Boris Johnson to raise offshore wind goal by 10 GW

After the Conservatives raised the bar to 40 GW by 2030, both of the big British parties have committed themselves to further developments after the election.
Photo: Ben Stansall/AFP/Ritzau Scanpix
Photo: Ben Stansall/AFP/Ritzau Scanpix

No matter the outcome of the British election on Dec. 12, offshore wind will be a winner. This was made clear on Thursday after the Conservative party reported that they would raise the goal from 30 to 40 GW by 2030 if they are re-elected, according to several British media sources including the Financial Times.

The increase was announced in connection with Boris Johnson's election campaigning in Coventry on Wednesday. However, the prime minister did not name offshore wind in his speech, and the promise has not been added to the party's website.
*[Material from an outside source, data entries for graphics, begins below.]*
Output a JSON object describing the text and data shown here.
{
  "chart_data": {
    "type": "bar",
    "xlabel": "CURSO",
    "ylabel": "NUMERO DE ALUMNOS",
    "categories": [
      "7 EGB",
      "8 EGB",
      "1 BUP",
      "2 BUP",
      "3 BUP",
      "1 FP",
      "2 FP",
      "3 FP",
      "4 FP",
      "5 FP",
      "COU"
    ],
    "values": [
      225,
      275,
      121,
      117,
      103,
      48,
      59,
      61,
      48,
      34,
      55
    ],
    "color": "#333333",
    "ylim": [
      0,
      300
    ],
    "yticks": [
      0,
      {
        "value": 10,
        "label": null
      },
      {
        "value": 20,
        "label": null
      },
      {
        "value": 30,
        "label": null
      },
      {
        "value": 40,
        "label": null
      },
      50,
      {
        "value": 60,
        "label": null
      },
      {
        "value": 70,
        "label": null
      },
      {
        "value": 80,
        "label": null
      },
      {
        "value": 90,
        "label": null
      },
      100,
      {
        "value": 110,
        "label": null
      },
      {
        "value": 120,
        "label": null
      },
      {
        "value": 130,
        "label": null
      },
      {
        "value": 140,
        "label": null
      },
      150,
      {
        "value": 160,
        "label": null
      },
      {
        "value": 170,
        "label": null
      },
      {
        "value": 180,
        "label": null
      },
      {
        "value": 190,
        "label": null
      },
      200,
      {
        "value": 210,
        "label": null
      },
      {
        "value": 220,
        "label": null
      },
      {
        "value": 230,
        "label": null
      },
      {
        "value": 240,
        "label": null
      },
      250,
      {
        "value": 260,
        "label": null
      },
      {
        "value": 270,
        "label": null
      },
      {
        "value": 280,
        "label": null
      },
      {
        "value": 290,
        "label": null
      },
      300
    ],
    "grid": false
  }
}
Despite this, the British media is covering the new goal of 40 GW, which, among other things, will bring floating offshore wind to the country and create 9,000 jobs.

"We welcome this commitment to expand offshore wind in the UK, as this will boost our ability to achieve zero net carbon emissions cheaply, with use of technology that can scale up. The announcement contains a key commitment to cross-party action to get us ready to reach 40GW in 2030," Benj Sykes, chair of the Offshore Wind Industry Council (OWIC), and head of Ørsted in the UK, says.
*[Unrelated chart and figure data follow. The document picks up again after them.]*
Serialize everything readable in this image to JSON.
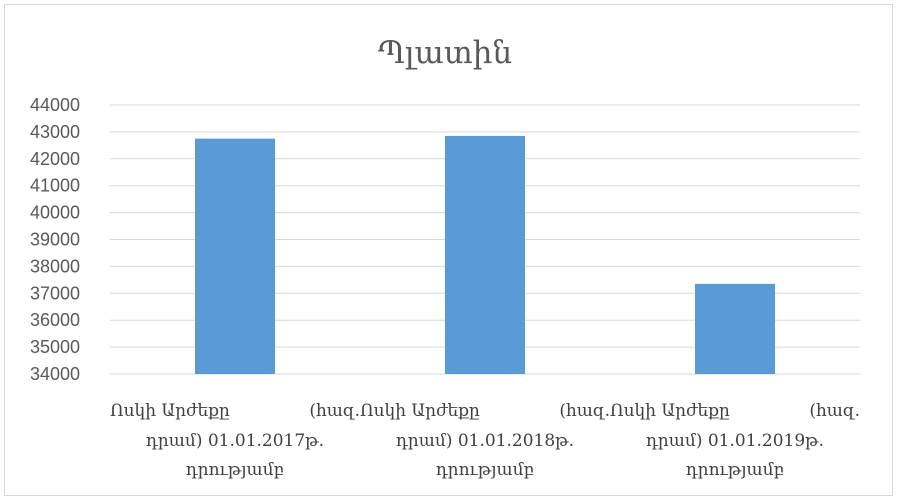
{
  "chart_data": {
    "type": "bar",
    "title": "Պլատին",
    "categories": [
      "Ոսկի Արժեքը (հազ. դրամ) 01.01.2017թ. դրությամբ",
      "Ոսկի Արժեքը (հազ. դրամ) 01.01.2018թ. դրությամբ",
      "Ոսկի Արժեքը (հազ. դրամ) 01.01.2019թ. դրությամբ"
    ],
    "category_lines": [
      [
        "Ոսկի Արժեքը",
        "(հազ.",
        "դրամ) 01.01.2017թ.",
        "դրությամբ"
      ],
      [
        "Ոսկի Արժեքը",
        "(հազ.",
        "դրամ) 01.01.2018թ.",
        "դրությամբ"
      ],
      [
        "Ոսկի Արժեքը",
        "(հազ.",
        "դրամ) 01.01.2019թ.",
        "դրությամբ"
      ]
    ],
    "values": [
      42750,
      42850,
      37350
    ],
    "ylim": [
      34000,
      44000
    ],
    "yticks": [
      "34000",
      "35000",
      "36000",
      "37000",
      "38000",
      "39000",
      "40000",
      "41000",
      "42000",
      "43000",
      "44000"
    ],
    "grid": true,
    "legend": "none",
    "bar_color": "#5b9bd5",
    "xlabel": "",
    "ylabel": ""
  }
}
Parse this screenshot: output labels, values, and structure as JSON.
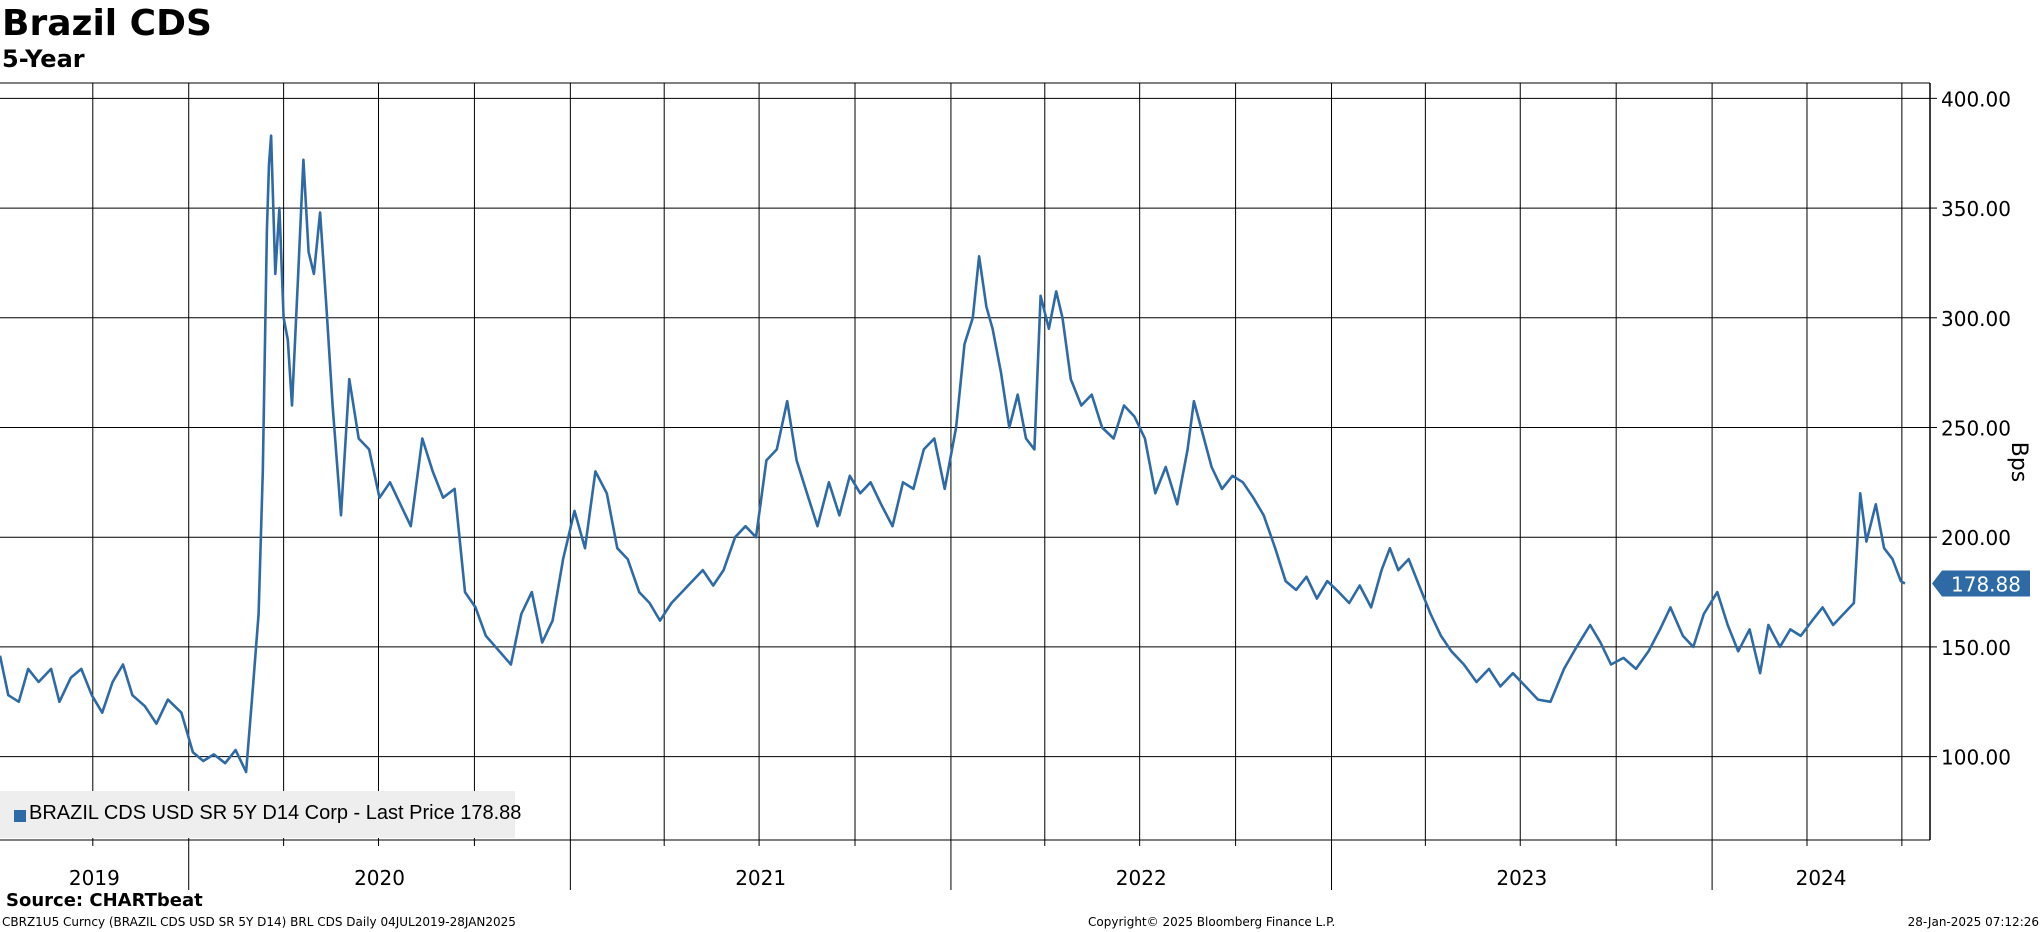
{
  "chart_data": {
    "type": "line",
    "title": "Brazil CDS",
    "subtitle": "5-Year",
    "ylabel": "Bps",
    "ylim": [
      62,
      407
    ],
    "y_ticks": [
      "100.00",
      "150.00",
      "200.00",
      "250.00",
      "300.00",
      "350.00",
      "400.00"
    ],
    "x_ticks": [
      "2019",
      "2020",
      "2021",
      "2022",
      "2023",
      "2024"
    ],
    "grid": true,
    "legend_position": "bottom-left",
    "series": [
      {
        "name": "BRAZIL CDS USD SR 5Y D14 Corp",
        "color": "#2e6aa6",
        "last_price": "178.88",
        "points": [
          [
            "2019-07-04",
            146
          ],
          [
            "2019-07-12",
            128
          ],
          [
            "2019-07-22",
            125
          ],
          [
            "2019-07-31",
            140
          ],
          [
            "2019-08-10",
            134
          ],
          [
            "2019-08-22",
            140
          ],
          [
            "2019-08-30",
            125
          ],
          [
            "2019-09-10",
            136
          ],
          [
            "2019-09-20",
            140
          ],
          [
            "2019-09-30",
            128
          ],
          [
            "2019-10-10",
            120
          ],
          [
            "2019-10-20",
            134
          ],
          [
            "2019-10-30",
            142
          ],
          [
            "2019-11-08",
            128
          ],
          [
            "2019-11-20",
            123
          ],
          [
            "2019-12-01",
            115
          ],
          [
            "2019-12-12",
            126
          ],
          [
            "2019-12-25",
            120
          ],
          [
            "2020-01-05",
            102
          ],
          [
            "2020-01-15",
            98
          ],
          [
            "2020-01-25",
            101
          ],
          [
            "2020-02-05",
            97
          ],
          [
            "2020-02-15",
            103
          ],
          [
            "2020-02-25",
            93
          ],
          [
            "2020-03-02",
            128
          ],
          [
            "2020-03-08",
            165
          ],
          [
            "2020-03-12",
            230
          ],
          [
            "2020-03-16",
            340
          ],
          [
            "2020-03-18",
            370
          ],
          [
            "2020-03-20",
            383
          ],
          [
            "2020-03-24",
            320
          ],
          [
            "2020-03-28",
            350
          ],
          [
            "2020-04-01",
            300
          ],
          [
            "2020-04-05",
            290
          ],
          [
            "2020-04-09",
            260
          ],
          [
            "2020-04-15",
            320
          ],
          [
            "2020-04-20",
            372
          ],
          [
            "2020-04-25",
            330
          ],
          [
            "2020-04-30",
            320
          ],
          [
            "2020-05-06",
            348
          ],
          [
            "2020-05-12",
            305
          ],
          [
            "2020-05-18",
            260
          ],
          [
            "2020-05-26",
            210
          ],
          [
            "2020-06-03",
            272
          ],
          [
            "2020-06-12",
            245
          ],
          [
            "2020-06-22",
            240
          ],
          [
            "2020-07-02",
            218
          ],
          [
            "2020-07-12",
            225
          ],
          [
            "2020-07-22",
            215
          ],
          [
            "2020-08-01",
            205
          ],
          [
            "2020-08-12",
            245
          ],
          [
            "2020-08-22",
            230
          ],
          [
            "2020-09-01",
            218
          ],
          [
            "2020-09-12",
            222
          ],
          [
            "2020-09-22",
            175
          ],
          [
            "2020-10-02",
            168
          ],
          [
            "2020-10-12",
            155
          ],
          [
            "2020-10-25",
            148
          ],
          [
            "2020-11-05",
            142
          ],
          [
            "2020-11-15",
            165
          ],
          [
            "2020-11-25",
            175
          ],
          [
            "2020-12-05",
            152
          ],
          [
            "2020-12-15",
            162
          ],
          [
            "2020-12-25",
            190
          ],
          [
            "2021-01-05",
            212
          ],
          [
            "2021-01-15",
            195
          ],
          [
            "2021-01-25",
            230
          ],
          [
            "2021-02-05",
            220
          ],
          [
            "2021-02-15",
            195
          ],
          [
            "2021-02-25",
            190
          ],
          [
            "2021-03-08",
            175
          ],
          [
            "2021-03-18",
            170
          ],
          [
            "2021-03-28",
            162
          ],
          [
            "2021-04-08",
            170
          ],
          [
            "2021-04-18",
            175
          ],
          [
            "2021-04-28",
            180
          ],
          [
            "2021-05-08",
            185
          ],
          [
            "2021-05-18",
            178
          ],
          [
            "2021-05-28",
            185
          ],
          [
            "2021-06-08",
            200
          ],
          [
            "2021-06-18",
            205
          ],
          [
            "2021-06-28",
            200
          ],
          [
            "2021-07-08",
            235
          ],
          [
            "2021-07-18",
            240
          ],
          [
            "2021-07-28",
            262
          ],
          [
            "2021-08-06",
            235
          ],
          [
            "2021-08-16",
            220
          ],
          [
            "2021-08-26",
            205
          ],
          [
            "2021-09-06",
            225
          ],
          [
            "2021-09-16",
            210
          ],
          [
            "2021-09-26",
            228
          ],
          [
            "2021-10-06",
            220
          ],
          [
            "2021-10-16",
            225
          ],
          [
            "2021-10-26",
            215
          ],
          [
            "2021-11-06",
            205
          ],
          [
            "2021-11-16",
            225
          ],
          [
            "2021-11-26",
            222
          ],
          [
            "2021-12-06",
            240
          ],
          [
            "2021-12-16",
            245
          ],
          [
            "2021-12-26",
            222
          ],
          [
            "2022-01-06",
            250
          ],
          [
            "2022-01-14",
            288
          ],
          [
            "2022-01-22",
            300
          ],
          [
            "2022-01-28",
            328
          ],
          [
            "2022-02-04",
            305
          ],
          [
            "2022-02-10",
            295
          ],
          [
            "2022-02-18",
            275
          ],
          [
            "2022-02-26",
            250
          ],
          [
            "2022-03-06",
            265
          ],
          [
            "2022-03-14",
            245
          ],
          [
            "2022-03-22",
            240
          ],
          [
            "2022-03-28",
            310
          ],
          [
            "2022-04-05",
            295
          ],
          [
            "2022-04-12",
            312
          ],
          [
            "2022-04-18",
            300
          ],
          [
            "2022-04-26",
            272
          ],
          [
            "2022-05-06",
            260
          ],
          [
            "2022-05-16",
            265
          ],
          [
            "2022-05-26",
            250
          ],
          [
            "2022-06-06",
            245
          ],
          [
            "2022-06-16",
            260
          ],
          [
            "2022-06-26",
            255
          ],
          [
            "2022-07-06",
            245
          ],
          [
            "2022-07-16",
            220
          ],
          [
            "2022-07-26",
            232
          ],
          [
            "2022-08-06",
            215
          ],
          [
            "2022-08-16",
            240
          ],
          [
            "2022-08-22",
            262
          ],
          [
            "2022-08-30",
            248
          ],
          [
            "2022-09-08",
            232
          ],
          [
            "2022-09-18",
            222
          ],
          [
            "2022-09-28",
            228
          ],
          [
            "2022-10-08",
            225
          ],
          [
            "2022-10-18",
            218
          ],
          [
            "2022-10-28",
            210
          ],
          [
            "2022-11-08",
            195
          ],
          [
            "2022-11-18",
            180
          ],
          [
            "2022-11-28",
            176
          ],
          [
            "2022-12-08",
            182
          ],
          [
            "2022-12-18",
            172
          ],
          [
            "2022-12-28",
            180
          ],
          [
            "2023-01-08",
            175
          ],
          [
            "2023-01-18",
            170
          ],
          [
            "2023-01-28",
            178
          ],
          [
            "2023-02-08",
            168
          ],
          [
            "2023-02-18",
            185
          ],
          [
            "2023-02-26",
            195
          ],
          [
            "2023-03-06",
            185
          ],
          [
            "2023-03-16",
            190
          ],
          [
            "2023-03-26",
            178
          ],
          [
            "2023-04-06",
            165
          ],
          [
            "2023-04-16",
            155
          ],
          [
            "2023-04-26",
            148
          ],
          [
            "2023-05-08",
            142
          ],
          [
            "2023-05-20",
            134
          ],
          [
            "2023-06-01",
            140
          ],
          [
            "2023-06-12",
            132
          ],
          [
            "2023-06-24",
            138
          ],
          [
            "2023-07-06",
            132
          ],
          [
            "2023-07-18",
            126
          ],
          [
            "2023-07-30",
            125
          ],
          [
            "2023-08-12",
            140
          ],
          [
            "2023-08-24",
            150
          ],
          [
            "2023-09-06",
            160
          ],
          [
            "2023-09-16",
            152
          ],
          [
            "2023-09-26",
            142
          ],
          [
            "2023-10-08",
            145
          ],
          [
            "2023-10-20",
            140
          ],
          [
            "2023-11-01",
            148
          ],
          [
            "2023-11-12",
            158
          ],
          [
            "2023-11-22",
            168
          ],
          [
            "2023-12-04",
            155
          ],
          [
            "2023-12-14",
            150
          ],
          [
            "2023-12-24",
            165
          ],
          [
            "2024-01-06",
            175
          ],
          [
            "2024-01-16",
            160
          ],
          [
            "2024-01-26",
            148
          ],
          [
            "2024-02-06",
            158
          ],
          [
            "2024-02-16",
            138
          ],
          [
            "2024-02-24",
            160
          ],
          [
            "2024-03-06",
            150
          ],
          [
            "2024-03-16",
            158
          ],
          [
            "2024-03-26",
            155
          ],
          [
            "2024-04-06",
            162
          ],
          [
            "2024-04-16",
            168
          ],
          [
            "2024-04-26",
            160
          ],
          [
            "2024-05-06",
            165
          ],
          [
            "2024-05-16",
            170
          ],
          [
            "2024-05-22",
            220
          ],
          [
            "2024-05-28",
            198
          ],
          [
            "2024-06-06",
            215
          ],
          [
            "2024-06-14",
            195
          ],
          [
            "2024-06-22",
            190
          ],
          [
            "2024-06-30",
            180
          ],
          [
            "2024-07-04",
            178.88
          ]
        ]
      }
    ]
  },
  "axis": {
    "ylabel_text": "Bps"
  },
  "legend": {
    "text": "BRAZIL CDS USD SR 5Y D14 Corp - Last Price 178.88",
    "swatch_color": "#2e6aa6"
  },
  "last_price_tag": "178.88",
  "footer": {
    "source": "Source: CHARTbeat",
    "left": "CBRZ1U5 Curncy (BRAZIL CDS USD SR 5Y D14) BRL CDS  Daily 04JUL2019-28JAN2025",
    "center": "Copyright© 2025 Bloomberg Finance L.P.",
    "right": "28-Jan-2025 07:12:26"
  }
}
Opinion polls have long predicted that the Tories will be re-elected. The odds of this haven't been lessened by Nigel Farage declaring that the Brexit Party will not stand in seats that the Conservatives won at the last election.

If power shifts to the other big UK party, this would seemingly lead to even more offshore wind. Labour proposed an initiative in September that would the way paved for 41 GW of new offshore wind in the form of 37 new offshore wind farms with an average capacity of 1.1 GW each. This plan also distinctively involves the state as majority shareholder, owning 51 percent of the project.
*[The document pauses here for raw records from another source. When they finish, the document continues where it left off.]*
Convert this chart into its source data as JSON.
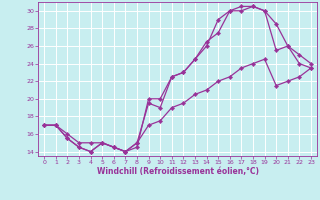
{
  "xlabel": "Windchill (Refroidissement éolien,°C)",
  "bg_color": "#c8eef0",
  "grid_color": "#ffffff",
  "line_color": "#993399",
  "marker": "D",
  "marker_size": 2.2,
  "line_width": 0.9,
  "xlim": [
    -0.5,
    23.5
  ],
  "ylim": [
    13.5,
    31.0
  ],
  "xticks": [
    0,
    1,
    2,
    3,
    4,
    5,
    6,
    7,
    8,
    9,
    10,
    11,
    12,
    13,
    14,
    15,
    16,
    17,
    18,
    19,
    20,
    21,
    22,
    23
  ],
  "yticks": [
    14,
    16,
    18,
    20,
    22,
    24,
    26,
    28,
    30
  ],
  "line1_x": [
    0,
    1,
    2,
    3,
    4,
    5,
    6,
    7,
    8,
    9,
    10,
    11,
    12,
    13,
    14,
    15,
    16,
    17,
    18,
    19,
    20,
    21,
    22,
    23
  ],
  "line1_y": [
    17,
    17,
    16,
    15,
    15,
    15,
    14.5,
    14,
    14.5,
    20,
    20,
    22.5,
    23,
    24.5,
    26.5,
    27.5,
    30,
    30.5,
    30.5,
    30,
    25.5,
    26,
    24,
    23.5
  ],
  "line2_x": [
    0,
    1,
    2,
    3,
    4,
    5,
    6,
    7,
    8,
    9,
    10,
    11,
    12,
    13,
    14,
    15,
    16,
    17,
    18,
    19,
    20,
    21,
    22,
    23
  ],
  "line2_y": [
    17,
    17,
    15.5,
    14.5,
    14,
    15,
    14.5,
    14,
    15,
    19.5,
    19,
    22.5,
    23,
    24.5,
    26,
    29,
    30,
    30,
    30.5,
    30,
    28.5,
    26,
    25,
    24
  ],
  "line3_x": [
    0,
    1,
    2,
    3,
    4,
    5,
    6,
    7,
    8,
    9,
    10,
    11,
    12,
    13,
    14,
    15,
    16,
    17,
    18,
    19,
    20,
    21,
    22,
    23
  ],
  "line3_y": [
    17,
    17,
    15.5,
    14.5,
    14,
    15,
    14.5,
    14,
    15,
    17,
    17.5,
    19,
    19.5,
    20.5,
    21,
    22,
    22.5,
    23.5,
    24,
    24.5,
    21.5,
    22,
    22.5,
    23.5
  ]
}
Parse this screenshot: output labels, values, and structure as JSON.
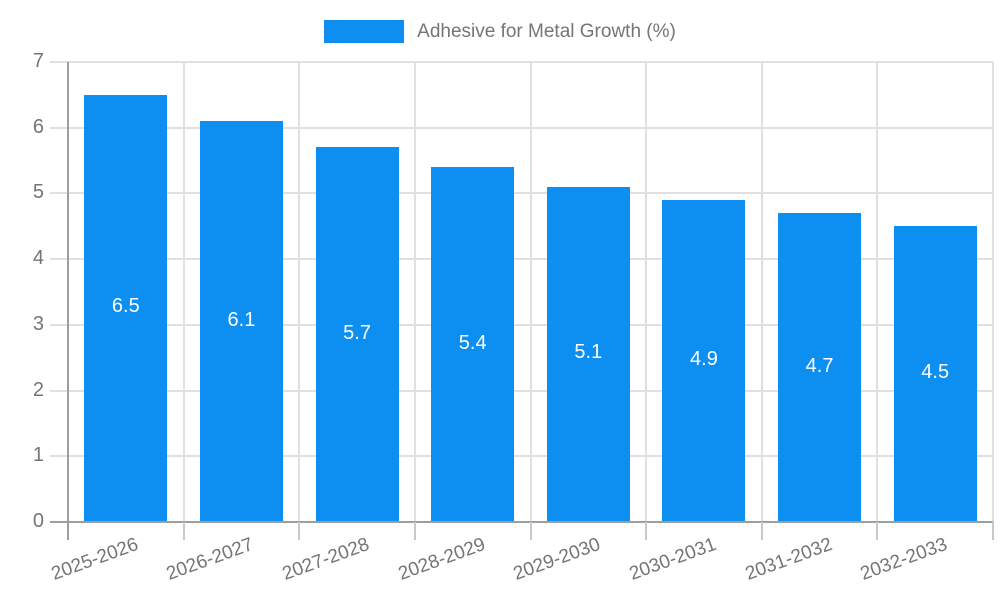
{
  "legend": {
    "label": "Adhesive for Metal Growth (%)"
  },
  "chart_data": {
    "type": "bar",
    "title": "Adhesive for Metal Growth (%)",
    "categories": [
      "2025-2026",
      "2026-2027",
      "2027-2028",
      "2028-2029",
      "2029-2030",
      "2030-2031",
      "2031-2032",
      "2032-2033"
    ],
    "series": [
      {
        "name": "Adhesive for Metal Growth (%)",
        "values": [
          6.5,
          6.1,
          5.7,
          5.4,
          5.1,
          4.9,
          4.7,
          4.5
        ]
      }
    ],
    "value_labels": [
      "6.5",
      "6.1",
      "5.7",
      "5.4",
      "5.1",
      "4.9",
      "4.7",
      "4.5"
    ],
    "xlabel": "",
    "ylabel": "",
    "ylim": [
      0,
      7
    ],
    "yticks": [
      "0",
      "1",
      "2",
      "3",
      "4",
      "5",
      "6",
      "7"
    ],
    "grid": true,
    "legend_position": "top-center",
    "x_tick_label_rotation_deg": -20,
    "colors": {
      "bar": "#0d8ff2",
      "value_label": "#ffffff",
      "grid": "#e0e0e0",
      "axis": "#9e9e9e",
      "boundary_tick": "#c9c9c9",
      "tick_label": "#757575",
      "legend_text": "#757575",
      "background": "#ffffff"
    }
  }
}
OWIC declares that they are politically neutral.

"As world leaders within offshore wind, the UK should be proud of its technology. We look forward to working with whichever party forms the next government to implement the actions that are needed to deliver on the increased goal for offshore wind," says Benj Sykes.

Since the current government entered a sector deal earlier this year, the UK's goal has been 30 GW. Currently, the world's biggest market for offshore wind has a combined effect of just under 8.5 GW with a further 12 GW under production or with shared capacity through the last two Contract for Difference auctions.